A Multilingual, Culture-First Approach to Addressing Misgendering in LLM Applications
Sunayana Sitaram, Adrian de Wynter, Isobel McCrum, Qilong Gu, Si-Qing Chen
TL;DR
This paper tackles misgendering in multilingual LLM applications by developing language-specific guardrails through participatory design across 42 languages and testing them in a meeting-transcript summarization task. It employs a human-in-the-loop pipeline to generate and verify synthetic multilingual transcripts, then evaluates guardrails with both human judges and LLM evaluators using defined metrics for misgendering and quality. Results show substantial reductions in gender mistakes and assumptions without sacrificing output quality, while also revealing limitations in LLM evaluators, especially for low-resource languages. The study releases the guardrails and a 42-language synthetic dataset to enable broader research and promote culturally informed responsible AI across languages and contexts.
Abstract
Misgendering is the act of referring to someone by a gender that does not match their chosen identity. It marginalizes and undermines a person's sense of self, causing significant harm. English-based approaches have clear-cut approaches to avoiding misgendering, such as the use of the pronoun ``they''. However, other languages pose unique challenges due to both grammatical and cultural constructs. In this work we develop methodologies to assess and mitigate misgendering across 42 languages and dialects using a participatory-design approach to design effective and appropriate guardrails across all languages.
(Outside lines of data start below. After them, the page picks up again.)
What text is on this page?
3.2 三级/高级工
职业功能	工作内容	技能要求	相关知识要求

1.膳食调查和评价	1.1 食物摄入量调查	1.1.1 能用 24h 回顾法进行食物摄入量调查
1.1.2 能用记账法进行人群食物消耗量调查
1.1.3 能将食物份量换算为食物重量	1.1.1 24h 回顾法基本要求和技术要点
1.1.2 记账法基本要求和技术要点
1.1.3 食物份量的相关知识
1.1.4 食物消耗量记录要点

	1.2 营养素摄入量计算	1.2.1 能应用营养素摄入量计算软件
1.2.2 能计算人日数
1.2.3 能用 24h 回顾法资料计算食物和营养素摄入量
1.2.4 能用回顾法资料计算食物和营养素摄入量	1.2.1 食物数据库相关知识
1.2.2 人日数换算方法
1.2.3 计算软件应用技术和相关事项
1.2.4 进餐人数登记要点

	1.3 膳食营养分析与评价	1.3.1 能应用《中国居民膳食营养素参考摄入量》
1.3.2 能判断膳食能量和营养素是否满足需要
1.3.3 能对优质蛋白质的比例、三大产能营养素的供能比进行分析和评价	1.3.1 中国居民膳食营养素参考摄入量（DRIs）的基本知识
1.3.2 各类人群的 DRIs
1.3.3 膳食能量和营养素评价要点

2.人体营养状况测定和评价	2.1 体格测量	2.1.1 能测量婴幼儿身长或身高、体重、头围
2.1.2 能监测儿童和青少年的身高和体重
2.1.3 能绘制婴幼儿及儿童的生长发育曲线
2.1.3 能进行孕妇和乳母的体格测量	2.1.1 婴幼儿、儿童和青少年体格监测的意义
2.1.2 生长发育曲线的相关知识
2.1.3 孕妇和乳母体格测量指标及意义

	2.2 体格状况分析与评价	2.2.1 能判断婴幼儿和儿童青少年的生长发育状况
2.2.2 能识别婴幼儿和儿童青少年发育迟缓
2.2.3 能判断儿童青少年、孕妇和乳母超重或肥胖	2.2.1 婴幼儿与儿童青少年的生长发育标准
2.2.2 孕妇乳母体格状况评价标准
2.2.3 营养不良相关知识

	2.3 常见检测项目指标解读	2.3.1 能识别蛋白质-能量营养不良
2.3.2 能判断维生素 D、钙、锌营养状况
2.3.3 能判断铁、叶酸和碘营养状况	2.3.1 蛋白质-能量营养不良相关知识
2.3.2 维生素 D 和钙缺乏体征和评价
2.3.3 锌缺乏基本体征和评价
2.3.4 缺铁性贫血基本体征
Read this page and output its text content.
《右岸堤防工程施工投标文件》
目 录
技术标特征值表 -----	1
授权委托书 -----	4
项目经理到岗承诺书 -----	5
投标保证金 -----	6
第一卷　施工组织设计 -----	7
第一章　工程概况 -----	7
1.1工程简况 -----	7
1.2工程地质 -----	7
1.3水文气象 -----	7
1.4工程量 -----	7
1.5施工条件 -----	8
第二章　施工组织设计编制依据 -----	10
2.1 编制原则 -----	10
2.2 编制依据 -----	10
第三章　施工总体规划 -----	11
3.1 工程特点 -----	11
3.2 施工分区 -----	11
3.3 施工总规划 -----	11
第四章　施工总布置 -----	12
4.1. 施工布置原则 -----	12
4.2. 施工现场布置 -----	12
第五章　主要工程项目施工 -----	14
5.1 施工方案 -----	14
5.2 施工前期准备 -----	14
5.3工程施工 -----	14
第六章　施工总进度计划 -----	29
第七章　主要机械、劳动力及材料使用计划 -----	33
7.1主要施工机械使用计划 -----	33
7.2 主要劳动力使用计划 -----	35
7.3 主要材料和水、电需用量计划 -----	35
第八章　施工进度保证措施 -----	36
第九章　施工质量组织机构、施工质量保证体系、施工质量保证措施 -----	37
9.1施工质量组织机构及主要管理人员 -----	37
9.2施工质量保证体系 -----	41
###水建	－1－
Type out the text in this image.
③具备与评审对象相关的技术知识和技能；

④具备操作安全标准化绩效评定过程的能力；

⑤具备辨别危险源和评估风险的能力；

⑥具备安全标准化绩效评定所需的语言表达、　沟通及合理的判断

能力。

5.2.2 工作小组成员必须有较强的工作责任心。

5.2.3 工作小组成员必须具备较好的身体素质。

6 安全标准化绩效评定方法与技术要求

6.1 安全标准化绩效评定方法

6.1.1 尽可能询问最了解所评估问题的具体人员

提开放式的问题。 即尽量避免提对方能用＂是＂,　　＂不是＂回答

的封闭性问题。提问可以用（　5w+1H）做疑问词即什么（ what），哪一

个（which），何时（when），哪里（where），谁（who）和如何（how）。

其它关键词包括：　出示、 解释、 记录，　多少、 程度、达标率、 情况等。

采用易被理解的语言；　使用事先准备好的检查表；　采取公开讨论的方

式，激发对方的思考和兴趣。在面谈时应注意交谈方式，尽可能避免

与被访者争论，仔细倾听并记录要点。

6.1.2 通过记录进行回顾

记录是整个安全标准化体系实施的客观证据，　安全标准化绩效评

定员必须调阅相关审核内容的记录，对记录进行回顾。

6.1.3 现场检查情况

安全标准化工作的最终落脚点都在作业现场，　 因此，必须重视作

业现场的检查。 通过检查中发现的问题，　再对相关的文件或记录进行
We test these guardrails in a standard LLM-based application (meeting transcript summarization), where both the data generation and the annotation steps followed a human-in-the-loop approach. We find that the proposed guardrails are very effective in reducing misgendering rates across all languages in the summaries generated, and without incurring loss of quality. Our human-in-the-loop approach demonstrates a method to feasibly scale inclusive and responsible AI-based solutions across multiple languages and cultures. We release the guardrails and synthetic dataset encompassing 42 languages, along with human and LLM-judge evaluations, to encourage further research on this subject.